= State Index on Youth Homelessness =

The State Index on Youth Homelessness is an evaluative tool created through a partnership between the National Homelessness Law Center and True Colors United. Its primary aim is to assess the efforts of U.S. states in addressing and preventing youth homelessness. The index serves as a comprehensive guide to state policies, systemic barriers, and environmental challenges that affect young people experiencing homelessness, especially those between the ages of 12 and 24.

== Background ==
Youth homelessness is a significant issue in the United States, with estimates indicating that millions of young individuals face homelessness at some point. In response to this crisis, the National Homelessness Law Center and True Colors United collaborated to create the State Index on Youth Homelessness.

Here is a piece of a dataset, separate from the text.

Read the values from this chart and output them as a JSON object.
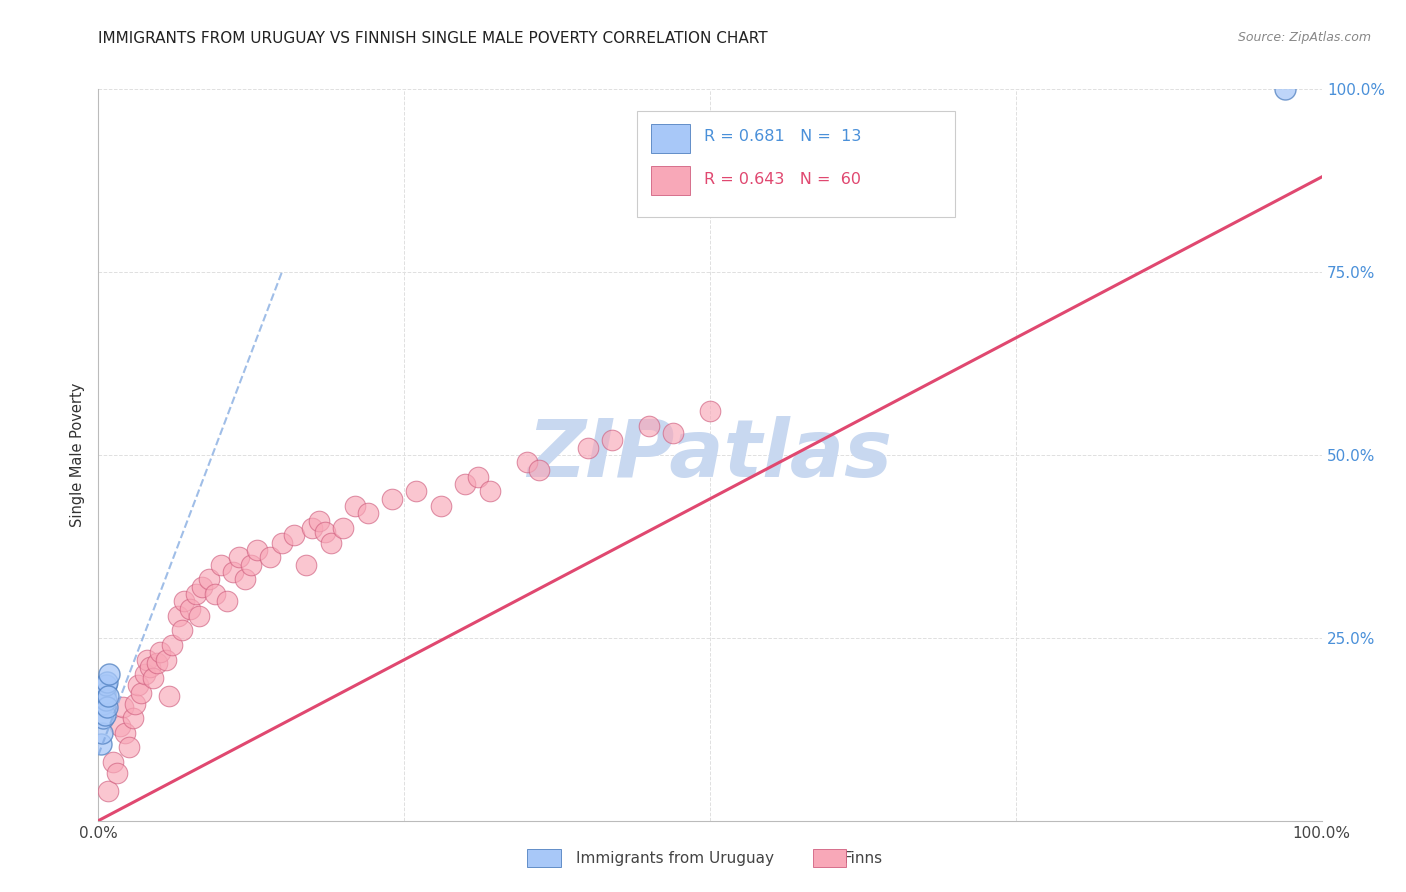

The index, first introduced in 2018, provides an annual evaluation of the states' performance in addressing youth homelessness. It highlights key areas of concern and serves as a benchmark for assessing progress and identifying areas needing improvement.

== Methodology ==
The State Index on Youth Homelessness employs a scoring system out of 100 points, based on a set of comprehensive metrics. These metrics cover various aspects of policy and practice, including:

- Legal protections for homeless youth, such as those related to civil rights and non-discrimination.
- The accessibility and effectiveness of services and support systems aimed at homeless youth.
- Measures to decriminalize homelessness and prevent punitive actions against homeless youth.
- Provisions for unaccompanied homeless youth to seek legal independence and consent.
- Specific considerations for the needs of LGBTQ youth and racial minorities, who are disproportionately represented in the homeless youth population.

Each state's performance is evaluated against these metrics, with higher scores indicating a more robust and effective response to youth homelessness.

== Findings ==
Key findings from the State Index on Youth Homelessness have shed light on the varied landscape of state responses to youth homelessness:

- Many states lack inclusive protections and support systems for LGBTQ youth, contributing to their overrepresentation in the homeless population.
- There is often a lack of coordination and consistency in state policies, leading to gaps in legal protection and service provision for homeless youth.
- States with higher scores tend to have comprehensive plans to end homelessness, entities dedicated to youth homelessness, and laws that protect the rights and dignity of homeless youth.
- The index has noted an improvement in state scores over time, indicating a growing awareness and response to the issue of youth homelessness.

== Impact ==
Policymakers, advocates, and service providers utilize the index to inform their efforts, advocate for necessary changes, and allocate resources effectively. The index also serves an educational purpose, raising awareness about the challenges faced by homeless youth and the policy measures that can make a difference.

== Reception ==
The State Index on Youth Homelessness has been widely recognized for its comprehensive approach and its role in highlighting the plight of homeless youth across the United States. It has received acclaim for bringing attention to the issue and for providing clear, actionable recommendations for state governments. However, it has also faced scrutiny and critique, particularly concerning its methodology and the complexities of translating policy scores into practical outcomes for homeless youth.